M. Guérin-Méneville has called the silkworm "the dog of insects," for it has been domesticated from the most ancient times, and has become deprived of great part of its strength in the process. The moth of the silkworm can no longer keep its position in the air, or on the leaves of the mulberry when they are agitated by the wind. It can no longer protect itself, under the leaves, from the burning heat of the sun and from its enemies. The female, always motionless, seems to be ignorant of the fact that she has wings. The male no longer flies; he flutters round his companion, without quitting the ground. It ought, however, to be possessed in the wild state of a sufficiently powerful flight. M. Ch. Martins found that after three generations reared in the open air, the males recovered their lost power.
Before speaking of the different phases of the life of the silkworm and the rearing of this precious insect, we will notice the origin and progress of the silk trade, one of the most important branches of commerce in the South of Europe and in the East.
The native country of the silkworm is not better known than that of the greater number of plants and animals which form the staple of agricultural industry. Probably, however, it was China. It was certainly in this vast empire that long since the business of fabricating silk began. One reads the following in "L'Histoire générale de la Chine," by M. Mailla:—
"The Emperor Hoang-ti, who lived 2,600 years before our era, wished that Si-ling-chi, his wife, should contribute to the happiness of his people; he charged her to study the silkworm, and to try to utilise its threads. Si-ling-chi caused a great quantity of these insects to be collected, which she fed herself in a place destined exclusively for the purpose; she not only discovered the means of rearing them, but still further the manner of winding off their silk and of employing it in the manufacture of fabrics."
It may be asked, however, if the learned men who composed this recital did not collect under the reign of the emperor Hoang-ti all the events and all the discoveries whose dates were lost in the obscurity of the most remote periods of history. Is not the Empress Si-ling-chi a mythical person? a sort of Chinese Ceres, to whom, under the title of goddess of the silkworm, they then raised altars?

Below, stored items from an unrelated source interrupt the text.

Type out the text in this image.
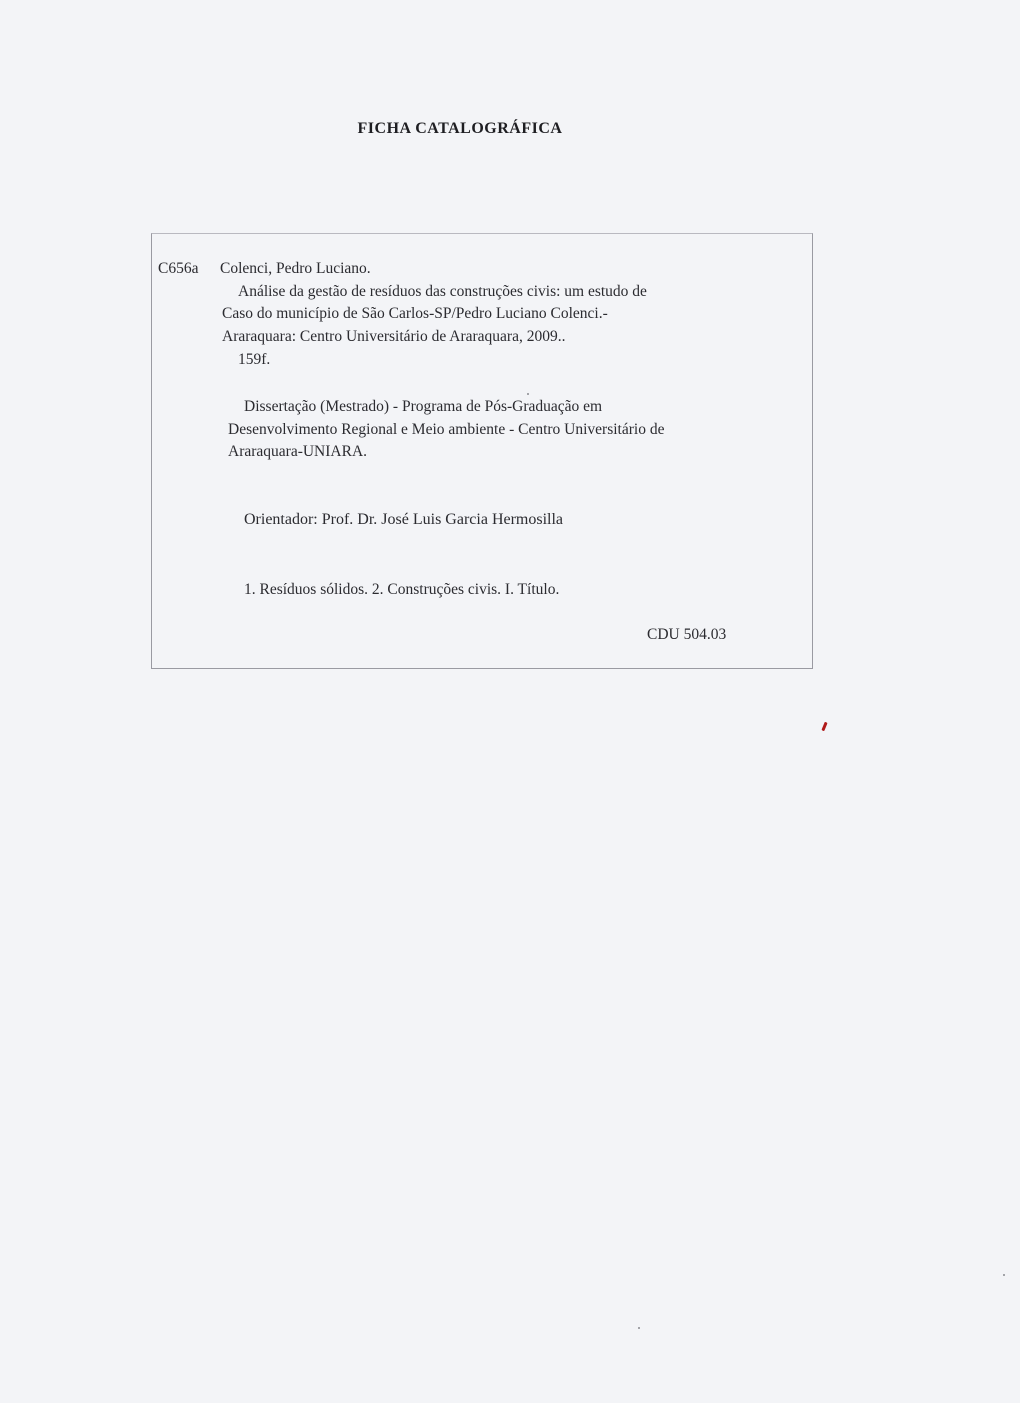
FICHA CATALOGRÁFICA
C656a Colenci, Pedro Luciano.
Análise da gestão de resíduos das construções civis: um estudo de
Caso do município de São Carlos-SP/Pedro Luciano Colenci.-
Araraquara: Centro Universitário de Araraquara, 2009..
159f.
Dissertação (Mestrado) - Programa de Pós-Graduação em
Desenvolvimento Regional e Meio ambiente - Centro Universitário de
Araraquara-UNIARA.
Orientador: Prof. Dr. José Luis Garcia Hermosilla
1. Resíduos sólidos. 2. Construções civis. I. Título.
CDU 504.03
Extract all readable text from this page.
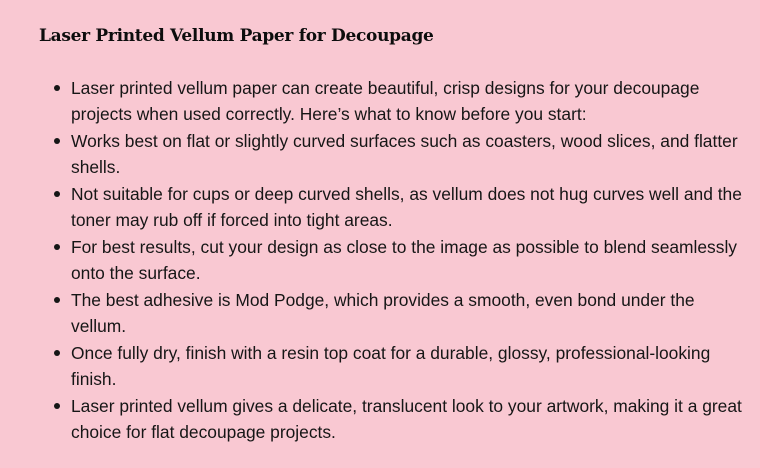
Laser Printed Vellum Paper for Decoupage
Laser printed vellum paper can create beautiful, crisp designs for your decoupage projects when used correctly. Here’s what to know before you start:
Works best on flat or slightly curved surfaces such as coasters, wood slices, and flatter shells.
Not suitable for cups or deep curved shells, as vellum does not hug curves well and the toner may rub off if forced into tight areas.
For best results, cut your design as close to the image as possible to blend seamlessly onto the surface.
The best adhesive is Mod Podge, which provides a smooth, even bond under the vellum.
Once fully dry, finish with a resin top coat for a durable, glossy, professional-looking finish.
Laser printed vellum gives a delicate, translucent look to your artwork, making it a great choice for flat decoupage projects.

Here, at any rate, is how Duhalde[50] analyses the recital of the Chinese annalists on the remarkable fact of the introduction of the silkworm and its rich products into the Chinese empire:—
"Up to the time of this queen (Si-ling-chi)," says he, "when the country was only lately cleared and brought into cultivation, the people employed the skins of animals as clothes. But these skins were no longer sufficient for the multitude of the inhabitants; necessity made them industrious; they applied themselves to the manufacture of cloth wherewith to cover themselves. But it was to this princess that they owed the useful invention of silk stuffs. Afterwards, the empress, named by Chinese authors, according to the order of their dynasties, found an agreeable occupation in superintending the hatching, rearing, and feeding of silkworms, in making silk, and working it up when made. There was an enclosure attached to the palace for the cultivation of mulberry trees.
"The empress, accompanied by queens and the greatest ladies of the court, went in state into this inclosure, and gathered with her own hand the leaves of three branches which her ladies in waiting had lowered till they were within her reach; the finest pieces of silk which she made herself, or which were made by her orders and under her own eye, were destined for the ceremony of the grand sacrifice offered to Chang-si. ([Plate V.])
"It is probable," adds Duhalde, "that policy had more to do than anything else with all this trouble taken by the empresses. Their intention was to induce, by their example, the princesses and ladies of quality, and the whole people, to rear silkworms: in the same way as the emperors, to ennoble in some sort agriculture, and to encourage the people to undertake laborious works, never failed, at the beginning of each spring, to guide the plough in person, and with great state to plough up a few furrows, and in these sow some seed.
"As far as concerns the empresses, it is a long time since they have ceased to apply themselves to the manufacture of silk; one sees, nevertheless, in the precincts of the imperial palace, a large space covered with houses, the road leading to which is still called the road which leads to the place destined for the rearing of silkworms, for the amusement of the empresses and queens. In the books of the philosopher Mencius, is a wise police rule, made under the first reigns, which determines the space destined for the cultivation of mulberry trees, according to the extent of the land possessed by each private individual."